Les lumières se sont d’abord éteintes à Milan, puis Stockholm, Paris et Berlin. Et c’est finalement toute l’Europe qui a plongé dans le noir en plein hiver, victime d’un effondrement du réseau électrique. Plus de chauffage ni de réseau mobile, des gens coincés dans les ascenseurs ou pris au piège dans le métro. Très vite, des drames : accidents de la circulation, départs de feu, centrales nucléaires hors de contrôle et hôpitaux à court de générateurs. Et pour finir, le chaos, avec des coups d'Etat un peu partout sur le continent.

Une gigantesque panne d’électricité provoquée par une cyberattaque, voilà ce qu’a imaginé Marc Elsberg dans son roman Blackout. Demain il sera trop tard. A sa sortie en 2012, ce thriller a été salué pour la rigueur de sa documentation technique, les lecteurs se félicitant toutefois qu’un tel scénario catastrophe ne puisse se produire dans le monde réel. Heureusement, tant nous dépendons des électrons pour gérer l’eau potable, faire fonctionner les transports, les communications, les transactions financières, et même approvisionner les magasins.

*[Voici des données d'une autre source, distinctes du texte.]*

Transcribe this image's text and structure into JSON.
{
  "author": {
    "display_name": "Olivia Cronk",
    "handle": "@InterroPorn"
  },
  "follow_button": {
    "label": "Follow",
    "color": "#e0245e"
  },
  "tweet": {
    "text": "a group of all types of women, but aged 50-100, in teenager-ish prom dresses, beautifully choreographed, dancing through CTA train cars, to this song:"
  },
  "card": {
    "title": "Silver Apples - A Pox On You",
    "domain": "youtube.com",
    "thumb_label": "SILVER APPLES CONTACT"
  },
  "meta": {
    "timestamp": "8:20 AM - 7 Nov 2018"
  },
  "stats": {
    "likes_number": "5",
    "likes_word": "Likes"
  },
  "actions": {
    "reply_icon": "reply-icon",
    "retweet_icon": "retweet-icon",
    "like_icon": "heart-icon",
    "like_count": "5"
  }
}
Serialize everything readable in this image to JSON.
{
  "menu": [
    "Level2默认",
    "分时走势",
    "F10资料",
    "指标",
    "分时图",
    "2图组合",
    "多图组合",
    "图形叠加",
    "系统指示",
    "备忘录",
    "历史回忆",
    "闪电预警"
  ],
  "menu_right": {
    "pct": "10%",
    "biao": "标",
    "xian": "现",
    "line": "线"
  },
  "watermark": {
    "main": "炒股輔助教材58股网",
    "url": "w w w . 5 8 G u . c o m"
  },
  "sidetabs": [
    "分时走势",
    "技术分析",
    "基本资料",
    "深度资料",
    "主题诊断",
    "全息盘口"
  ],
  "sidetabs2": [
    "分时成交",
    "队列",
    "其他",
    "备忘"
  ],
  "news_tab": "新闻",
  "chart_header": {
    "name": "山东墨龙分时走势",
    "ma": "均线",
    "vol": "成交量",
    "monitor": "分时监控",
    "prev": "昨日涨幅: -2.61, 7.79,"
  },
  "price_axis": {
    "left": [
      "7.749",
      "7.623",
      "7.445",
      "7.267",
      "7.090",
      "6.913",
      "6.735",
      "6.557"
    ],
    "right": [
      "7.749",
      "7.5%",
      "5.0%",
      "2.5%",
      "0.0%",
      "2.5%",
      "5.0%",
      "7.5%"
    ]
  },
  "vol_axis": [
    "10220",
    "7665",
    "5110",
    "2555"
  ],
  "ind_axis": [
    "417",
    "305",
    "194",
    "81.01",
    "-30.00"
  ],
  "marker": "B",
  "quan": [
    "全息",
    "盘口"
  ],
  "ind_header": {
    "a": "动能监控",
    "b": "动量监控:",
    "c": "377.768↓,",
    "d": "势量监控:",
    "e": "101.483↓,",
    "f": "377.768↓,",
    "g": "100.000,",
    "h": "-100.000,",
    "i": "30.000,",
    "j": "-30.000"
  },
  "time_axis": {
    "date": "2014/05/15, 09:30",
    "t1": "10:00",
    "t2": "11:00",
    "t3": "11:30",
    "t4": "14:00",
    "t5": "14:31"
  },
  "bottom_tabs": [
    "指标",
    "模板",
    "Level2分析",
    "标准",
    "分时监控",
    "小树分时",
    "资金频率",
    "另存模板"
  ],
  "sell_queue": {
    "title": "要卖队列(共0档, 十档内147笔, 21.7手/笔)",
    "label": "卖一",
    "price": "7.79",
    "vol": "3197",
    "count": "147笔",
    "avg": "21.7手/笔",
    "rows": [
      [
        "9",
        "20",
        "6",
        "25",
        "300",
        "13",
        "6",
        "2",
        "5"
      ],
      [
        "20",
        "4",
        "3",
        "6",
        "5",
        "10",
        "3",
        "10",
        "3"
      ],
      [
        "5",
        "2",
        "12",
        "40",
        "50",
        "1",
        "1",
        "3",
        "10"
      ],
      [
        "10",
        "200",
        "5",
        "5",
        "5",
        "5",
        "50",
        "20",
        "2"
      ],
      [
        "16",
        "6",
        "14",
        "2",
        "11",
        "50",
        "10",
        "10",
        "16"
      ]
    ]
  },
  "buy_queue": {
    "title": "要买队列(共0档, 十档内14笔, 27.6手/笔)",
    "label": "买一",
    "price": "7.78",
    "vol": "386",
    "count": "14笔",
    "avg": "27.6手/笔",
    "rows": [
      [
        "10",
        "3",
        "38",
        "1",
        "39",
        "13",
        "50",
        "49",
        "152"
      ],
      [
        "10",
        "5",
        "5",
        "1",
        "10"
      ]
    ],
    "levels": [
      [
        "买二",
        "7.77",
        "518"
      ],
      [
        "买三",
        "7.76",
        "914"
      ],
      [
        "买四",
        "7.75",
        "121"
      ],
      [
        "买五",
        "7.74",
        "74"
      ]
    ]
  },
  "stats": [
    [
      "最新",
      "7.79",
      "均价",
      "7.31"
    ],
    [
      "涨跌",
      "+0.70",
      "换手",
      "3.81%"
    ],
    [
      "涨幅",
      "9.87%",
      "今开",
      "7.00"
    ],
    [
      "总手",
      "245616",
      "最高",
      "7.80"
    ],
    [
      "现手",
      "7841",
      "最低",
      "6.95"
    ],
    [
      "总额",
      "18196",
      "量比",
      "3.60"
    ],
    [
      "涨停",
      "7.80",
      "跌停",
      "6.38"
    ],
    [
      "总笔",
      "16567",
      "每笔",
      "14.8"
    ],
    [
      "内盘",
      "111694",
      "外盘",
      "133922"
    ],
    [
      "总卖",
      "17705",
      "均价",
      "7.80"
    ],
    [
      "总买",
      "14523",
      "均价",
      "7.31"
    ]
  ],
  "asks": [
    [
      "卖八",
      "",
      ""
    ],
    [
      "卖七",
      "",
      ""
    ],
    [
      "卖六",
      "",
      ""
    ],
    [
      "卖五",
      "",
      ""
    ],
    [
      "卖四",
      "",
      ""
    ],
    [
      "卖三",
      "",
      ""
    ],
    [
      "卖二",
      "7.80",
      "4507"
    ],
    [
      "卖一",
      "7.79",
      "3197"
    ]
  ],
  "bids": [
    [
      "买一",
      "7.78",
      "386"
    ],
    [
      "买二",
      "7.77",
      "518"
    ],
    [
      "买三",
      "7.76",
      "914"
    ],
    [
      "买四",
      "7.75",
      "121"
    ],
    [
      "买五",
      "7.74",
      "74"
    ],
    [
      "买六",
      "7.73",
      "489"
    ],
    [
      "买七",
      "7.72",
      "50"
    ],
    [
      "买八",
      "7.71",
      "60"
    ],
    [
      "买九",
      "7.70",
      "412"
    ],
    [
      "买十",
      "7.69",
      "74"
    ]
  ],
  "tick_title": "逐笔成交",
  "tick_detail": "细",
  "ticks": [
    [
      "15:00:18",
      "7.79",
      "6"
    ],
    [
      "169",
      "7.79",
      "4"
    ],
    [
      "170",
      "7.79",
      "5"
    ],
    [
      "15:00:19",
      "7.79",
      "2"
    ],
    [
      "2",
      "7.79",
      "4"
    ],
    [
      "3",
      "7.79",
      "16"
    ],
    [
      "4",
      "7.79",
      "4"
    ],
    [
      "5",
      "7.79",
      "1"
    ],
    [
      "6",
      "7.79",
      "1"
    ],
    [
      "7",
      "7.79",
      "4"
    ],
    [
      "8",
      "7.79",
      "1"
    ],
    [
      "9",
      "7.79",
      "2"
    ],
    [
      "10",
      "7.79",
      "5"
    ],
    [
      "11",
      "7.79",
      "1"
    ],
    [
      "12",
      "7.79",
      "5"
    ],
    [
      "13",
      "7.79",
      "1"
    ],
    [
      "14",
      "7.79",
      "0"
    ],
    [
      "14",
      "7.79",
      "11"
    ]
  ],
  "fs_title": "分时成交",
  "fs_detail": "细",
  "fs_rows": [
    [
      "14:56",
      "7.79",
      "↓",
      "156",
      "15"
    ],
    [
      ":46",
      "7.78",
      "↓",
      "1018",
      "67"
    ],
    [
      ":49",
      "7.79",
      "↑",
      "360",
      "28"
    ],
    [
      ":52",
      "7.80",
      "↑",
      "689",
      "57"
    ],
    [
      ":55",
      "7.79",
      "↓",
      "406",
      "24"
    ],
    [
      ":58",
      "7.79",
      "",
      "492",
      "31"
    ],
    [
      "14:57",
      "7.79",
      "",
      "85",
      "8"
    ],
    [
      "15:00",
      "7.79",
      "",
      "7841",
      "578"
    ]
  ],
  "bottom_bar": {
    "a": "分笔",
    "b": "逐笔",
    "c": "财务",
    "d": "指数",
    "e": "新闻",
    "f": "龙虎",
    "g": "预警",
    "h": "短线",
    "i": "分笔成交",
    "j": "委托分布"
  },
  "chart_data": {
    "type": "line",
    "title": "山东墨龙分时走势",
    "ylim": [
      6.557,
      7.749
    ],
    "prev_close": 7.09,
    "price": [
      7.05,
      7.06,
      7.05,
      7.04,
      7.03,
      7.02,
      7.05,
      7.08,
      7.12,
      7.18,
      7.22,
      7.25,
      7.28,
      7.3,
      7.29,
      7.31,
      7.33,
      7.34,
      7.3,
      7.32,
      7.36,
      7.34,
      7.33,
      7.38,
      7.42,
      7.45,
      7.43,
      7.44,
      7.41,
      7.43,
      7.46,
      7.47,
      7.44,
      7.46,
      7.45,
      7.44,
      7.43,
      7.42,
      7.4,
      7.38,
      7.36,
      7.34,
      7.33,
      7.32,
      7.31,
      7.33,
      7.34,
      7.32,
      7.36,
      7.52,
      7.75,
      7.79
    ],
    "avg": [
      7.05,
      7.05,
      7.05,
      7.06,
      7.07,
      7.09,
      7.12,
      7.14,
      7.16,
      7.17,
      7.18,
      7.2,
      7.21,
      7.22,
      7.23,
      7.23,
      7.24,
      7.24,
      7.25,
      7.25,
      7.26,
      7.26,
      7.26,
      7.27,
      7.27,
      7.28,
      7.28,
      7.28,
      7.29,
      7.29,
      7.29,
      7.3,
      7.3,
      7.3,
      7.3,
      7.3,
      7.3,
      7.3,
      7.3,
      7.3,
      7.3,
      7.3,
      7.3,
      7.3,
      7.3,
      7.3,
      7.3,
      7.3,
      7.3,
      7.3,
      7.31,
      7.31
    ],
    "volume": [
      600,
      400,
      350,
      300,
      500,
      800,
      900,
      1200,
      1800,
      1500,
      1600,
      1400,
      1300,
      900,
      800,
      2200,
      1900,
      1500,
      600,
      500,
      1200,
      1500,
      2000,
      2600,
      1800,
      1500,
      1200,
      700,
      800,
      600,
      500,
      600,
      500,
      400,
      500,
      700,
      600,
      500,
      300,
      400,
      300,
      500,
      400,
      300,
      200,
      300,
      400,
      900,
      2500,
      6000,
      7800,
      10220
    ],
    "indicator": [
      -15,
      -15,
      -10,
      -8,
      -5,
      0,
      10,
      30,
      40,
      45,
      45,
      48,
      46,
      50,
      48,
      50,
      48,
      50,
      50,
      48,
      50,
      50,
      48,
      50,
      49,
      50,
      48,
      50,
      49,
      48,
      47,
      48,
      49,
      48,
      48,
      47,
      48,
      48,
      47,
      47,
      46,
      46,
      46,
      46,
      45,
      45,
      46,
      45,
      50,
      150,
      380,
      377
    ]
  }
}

Une première cyberattaque officielle en Ukraine en 2015

La réalité a pourtant fini par rejoindre en partie la fiction. En décembre 2015, l’Ukraine a subi la première cyberattaque réussie et reconnue de l’Histoire contre un réseau électrique. Un logiciel malveillant attribué à la Russie, BlackEnergy, a été activé dans les réseaux de trois opérateurs, privant de courant 225000 habitants pendant plusieurs heures, dans l’Est du pays. Depuis, des versions de plus en plus perfectionnées de ces codes destructeurs ont continué de circuler. Elles ont plongé dans le noir les habitants de Kiev en décembre 2016. Et mis hors jeu le réseau d’une ville ukrainienne proche de la frontière russe au moment où elle était bombardée par Moscou, en octobre 2022. Aucune tentative de sabotage aussi agressive n’a encore été détectée en France. Ce qui n’empêche pas notre pays de se préparer à cette éventualité.

Car la pression monte sur le secteur énergétique, d’après le groupe Thales, spécialiste en cybersécurité. Ses différents centres de contrôle dédiés à la surveillance d’infrastructures critiques dans le monde lui permettent de prendre la mesure de la menace. Le secteur énergétique a attisé la convoitise de 58 groupes cybercriminels actifs ayant mis au point 86 logiciels malveillants ces six dernières années.

5 000 vulnérabilités en vente sur le dark web

Avec quelques victimes françaises à déplorer. Comme l’Office d'équipement hydraulique de Corse ou le spécialiste des réseaux électriques basse tension Socomec, attaqués par un rançongiciel, respectivement en 2022 et 2023. D’autres pourraient suivre. «Nous allons bientôt publier un avis sur 34000 failles de systèmes informatiques trouvées au cours de l’année 2024», prévient Ivan Fontarensky, directeur technique Cyberdéfense et menace intelligente chez Thales (Directeur Technique Lutte Informatique). «10 000 d’entre elles sont critiques et la moitié pourraient être appliquées dans le domaine énergétique, même si elles sont génériques. Un chiffre en constante hausse depuis 2015», précise-t-il. Cela signifie que les entreprises françaises du secteur vont devoir se protéger le plus rapidement possible de ces 5000 vulnérabilités déjà en vente sur le dark web, prêtes à l’emploi.